6. Smart TVs can be used as listening devices
Seemingly taking inspiration right from the dystopian pages of George Orwell’s 1984, the CIA developed a malware program which can infest Samsung smart TVs and turn them into covert listening devices. The project, code-named “Weeping Angel”, was developed by the CIA’s Embedded Devices Branch (EDB) in concert with the United Kingdom’s MI5/BTSS. After being infested with the “Weeping Angel” malware, the TV can be placed in a “Fake-Off” mode and used as a bug. Though it appears to the owner that the power is off, the power secretly remains on and the TV’s microphone is then used to covertly record conversations in the room. Any audio obtained while the TV is in “Fake-Off” mode is then sent to a covert CIA server.
7. The CIA’s hacking arsenal is largely unclassified and running loose in the public domain
The CIA’s weaponized malware (implants + zero days), Listening Posts (LP), and Command and Control (C2) systems are all unclassified. The reasoning behind this is that most CIA malware implants must communicate with their control programs via the internet. Therefore, if the programs were classified, CIA officers could be dismissed or even prosecuted for transmitting classified information on the internet.
In order to get around US Federal laws regarding classified materials, these weapons must be released as unclassified, essentially placing them into the public domain. This in turn creates the opportunity for any number of hackers and/or hostile entities to freely pirate and use these weapons if they are obtained with little recourse available to the CIA, or US federal governtment.
The CIA has in essence created a cyber nuclear arsenal which it has no effective way of securing or maintaining control over.
WikiLeaks’ “Vault7 – Year Zero” release is perhaps the organization’s most important series of leaks to date. It provides confirmation that the powers-that-be have a standing army of consumer electronic devices ready to capture video, record audio, and obtain whatever information they desire about anyone deemed a “target” by the CIA.
Americans, ask yourselves, what is the true intent of these massive CIA programs? Is the intent to keep us safe? Or is the intent to give the government near unfiltered access to our private lives, further chilling free thought and speech?
WikiLeaks “Vault7 – Year Zero” release confirms what many have long suspected – the US government has a nearly omniscient presence in the digital domain.

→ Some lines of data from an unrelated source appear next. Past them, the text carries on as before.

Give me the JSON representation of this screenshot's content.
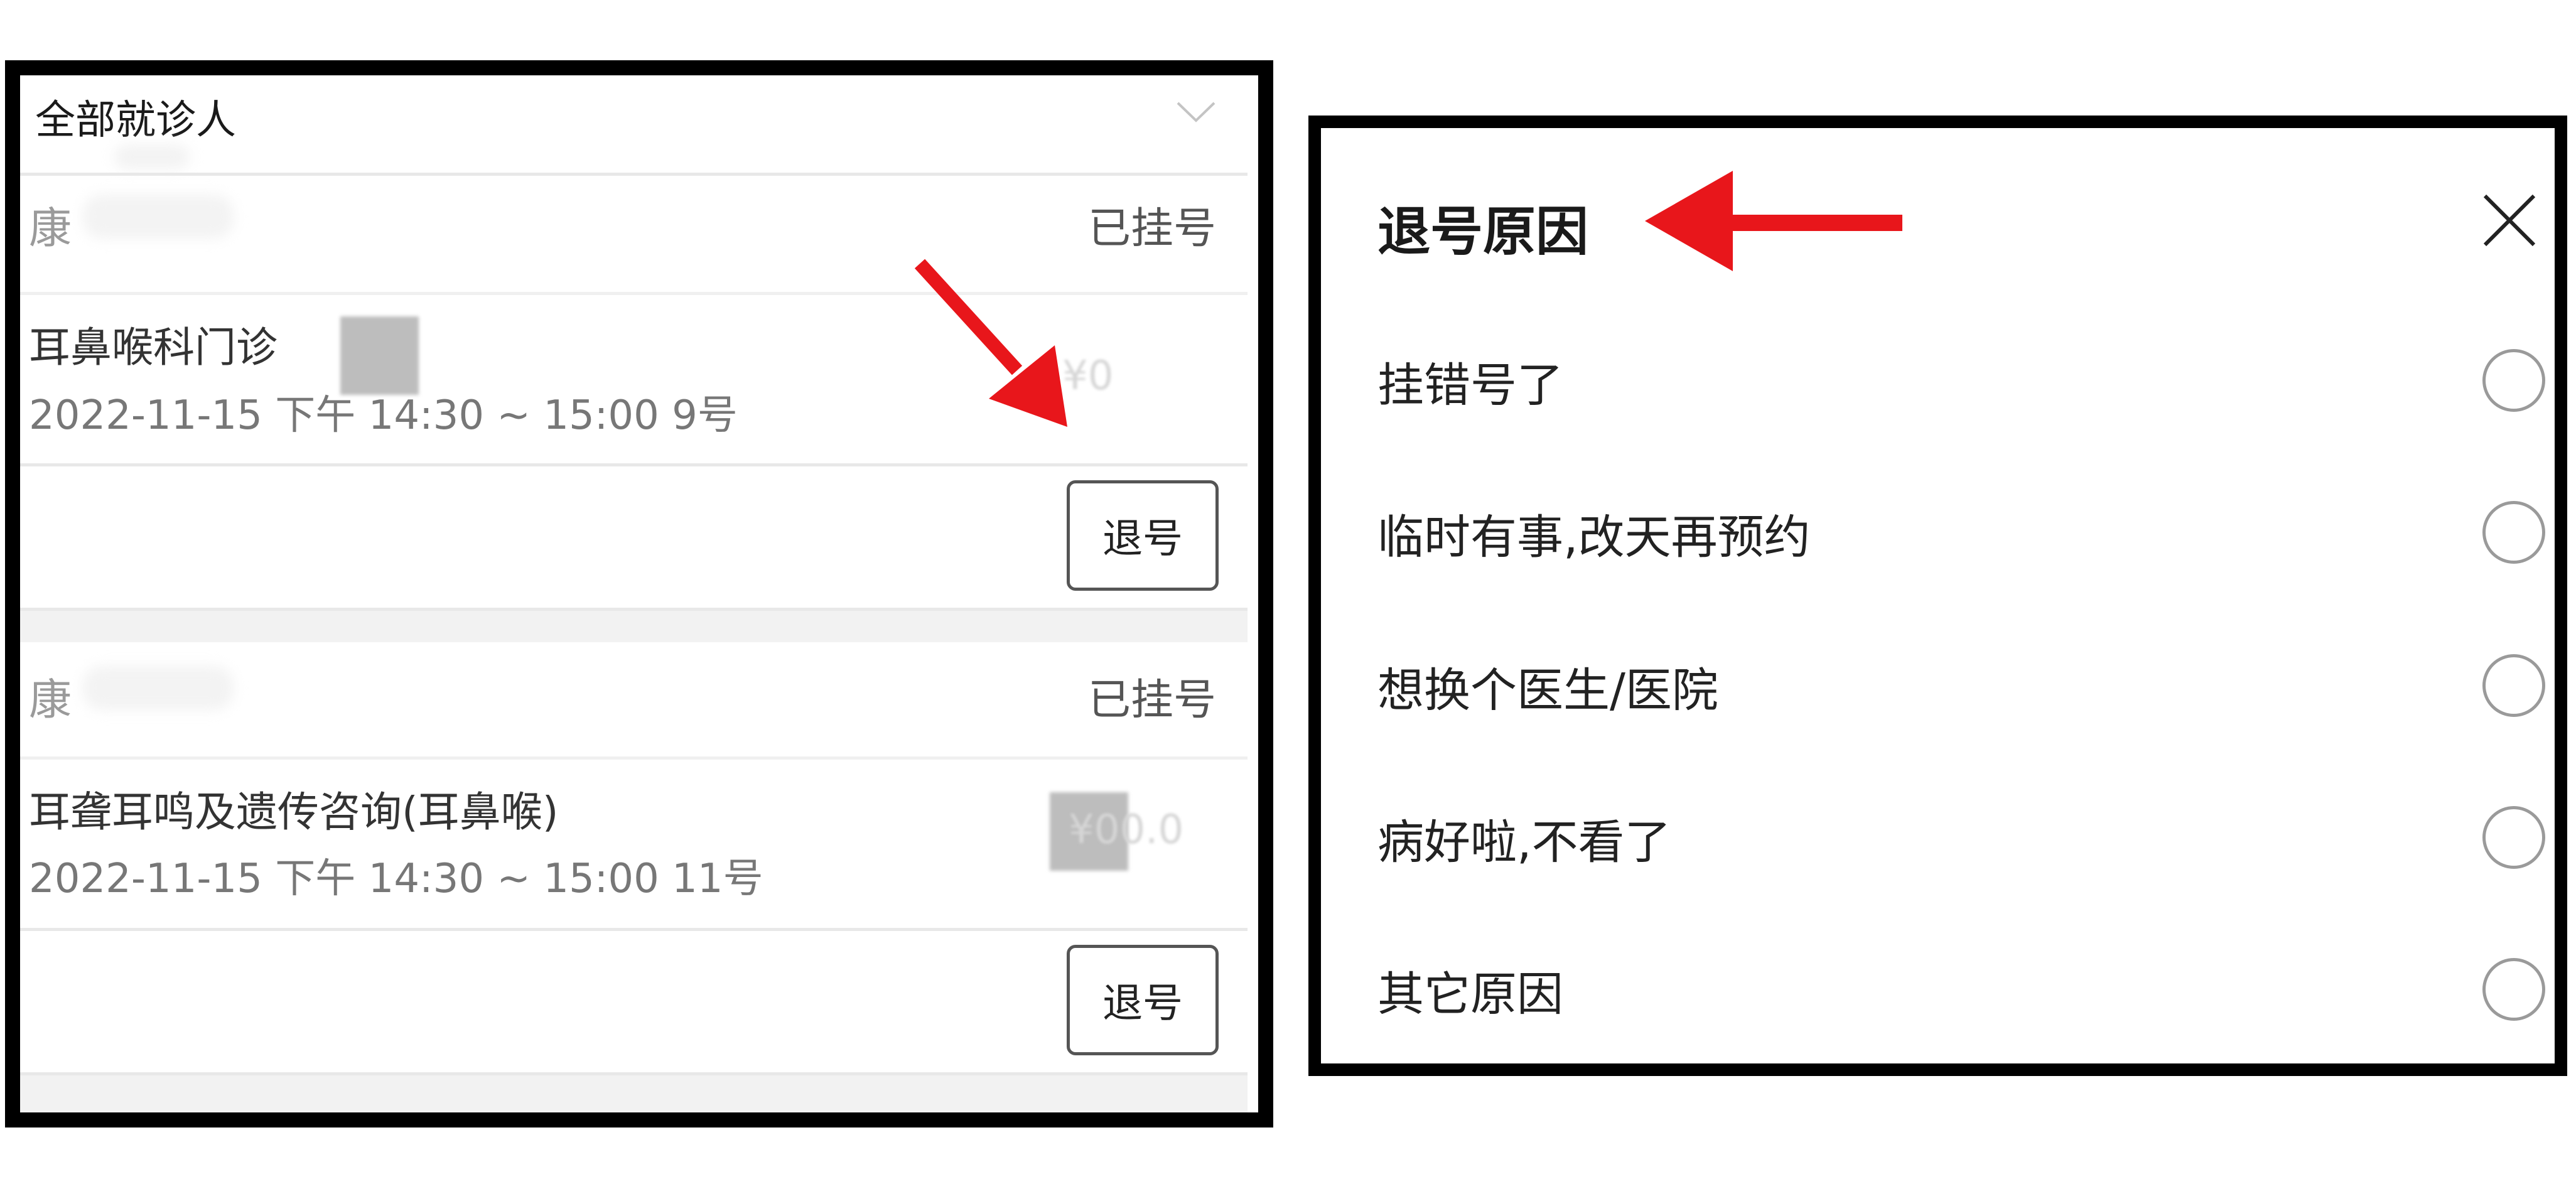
{
  "appointments_panel": {
    "filter": {
      "label": "全部就诊人",
      "chevron_icon": "chevron-down-icon"
    },
    "appointments": [
      {
        "patient_name_visible": "康",
        "status": "已挂号",
        "department": "耳鼻喉科门诊",
        "datetime": "2022-11-15 下午 14:30 ~ 15:00 9号",
        "price_visible": "¥0",
        "cancel_label": "退号"
      },
      {
        "patient_name_visible": "康",
        "status": "已挂号",
        "department": "耳聋耳鸣及遗传咨询(耳鼻喉)",
        "datetime": "2022-11-15 下午 14:30 ~ 15:00 11号",
        "price_visible": "¥00.0",
        "cancel_label": "退号"
      }
    ]
  },
  "cancel_reason_modal": {
    "title": "退号原因",
    "close_icon": "close-icon",
    "reasons": [
      {
        "label": "挂错号了",
        "selected": false
      },
      {
        "label": "临时有事,改天再预约",
        "selected": false
      },
      {
        "label": "想换个医生/医院",
        "selected": false
      },
      {
        "label": "病好啦,不看了",
        "selected": false
      },
      {
        "label": "其它原因",
        "selected": false
      }
    ]
  },
  "annotations": {
    "arrow_color": "#e8161b"
  },
  "colors": {
    "frame": "#000000",
    "divider": "#e8e8e8",
    "section_gap": "#f2f2f2",
    "status_text": "#555555",
    "muted_text": "#777777",
    "radio_border": "#9a9a9a"
  }
}
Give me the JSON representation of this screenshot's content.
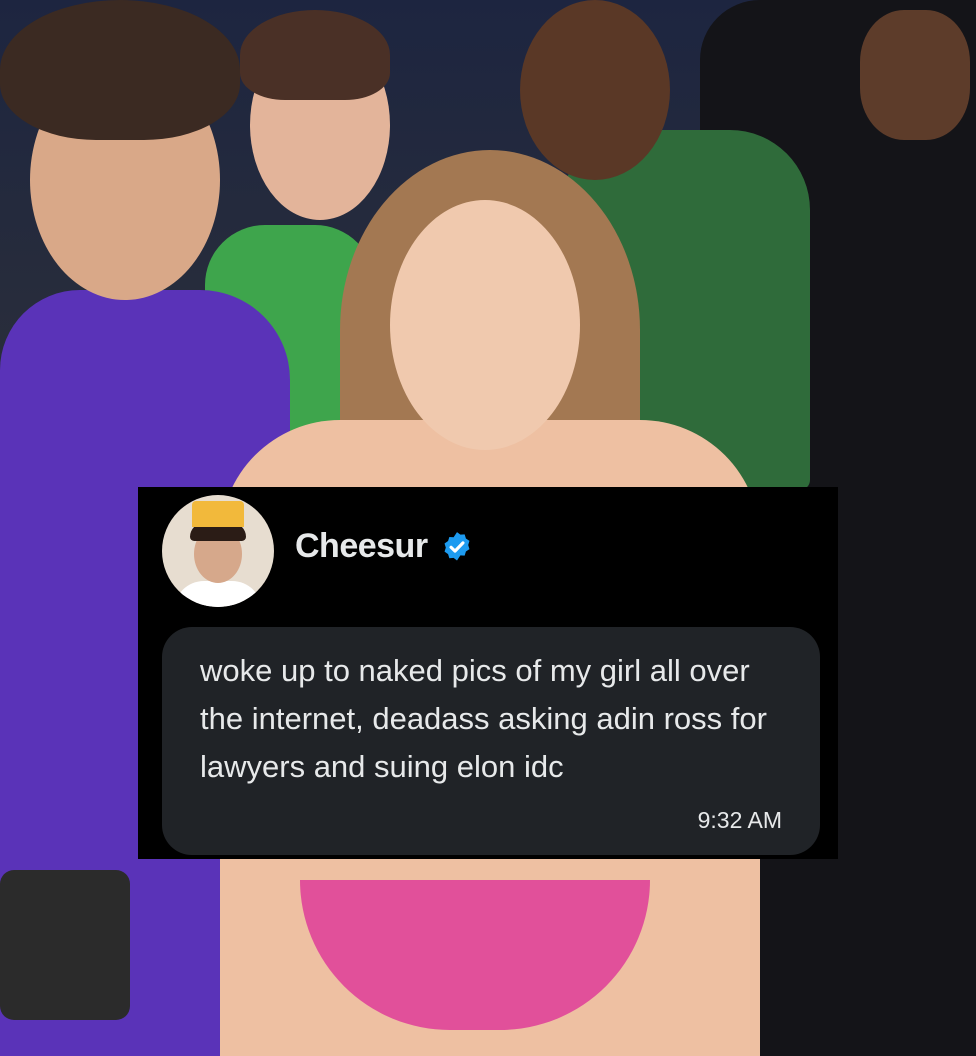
{
  "post": {
    "display_name": "Cheesur",
    "verified_badge": "verified-check-icon",
    "text": "woke up to naked pics of my girl all over the internet, deadass asking adin ross for lawyers and suing elon idc",
    "time": "9:32 AM"
  },
  "colors": {
    "card_background": "#000000",
    "bubble_background": "#202327",
    "text": "#e7e9ea",
    "verified_blue": "#1d9bf0"
  }
}
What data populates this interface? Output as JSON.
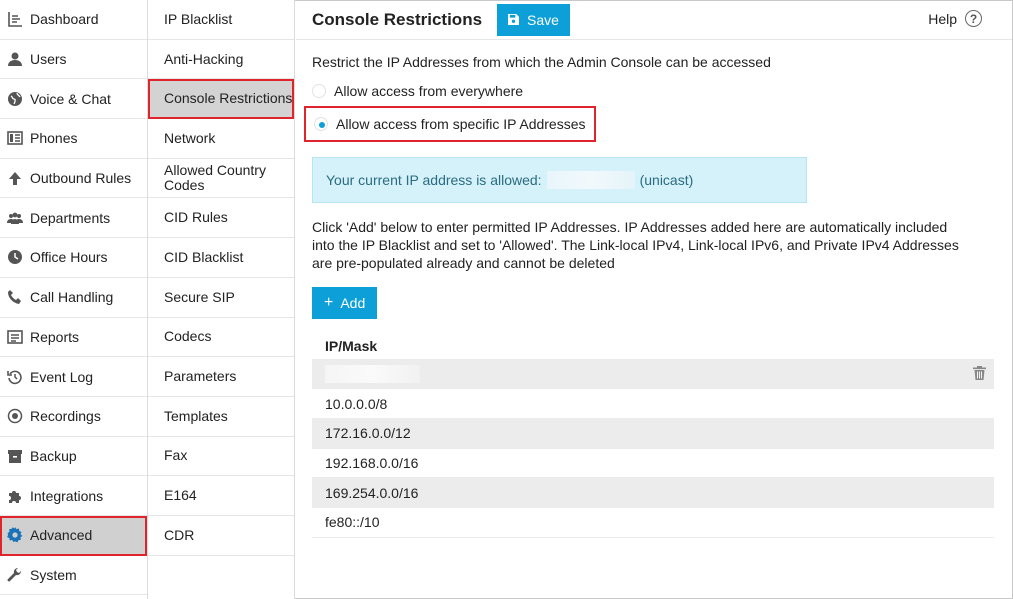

The majority of us now have lives which are largely carried out through electronic devices and catalogued in the digital domain. The CIA now sits atop a digital Mount Olympus with an arsenal of information-gathering weapons; An all-seeing eye intent on monitoring whatever we do in private with the aim of controlling what we do in public.
Ask yourself, is there anyone you would trust with that kind of power?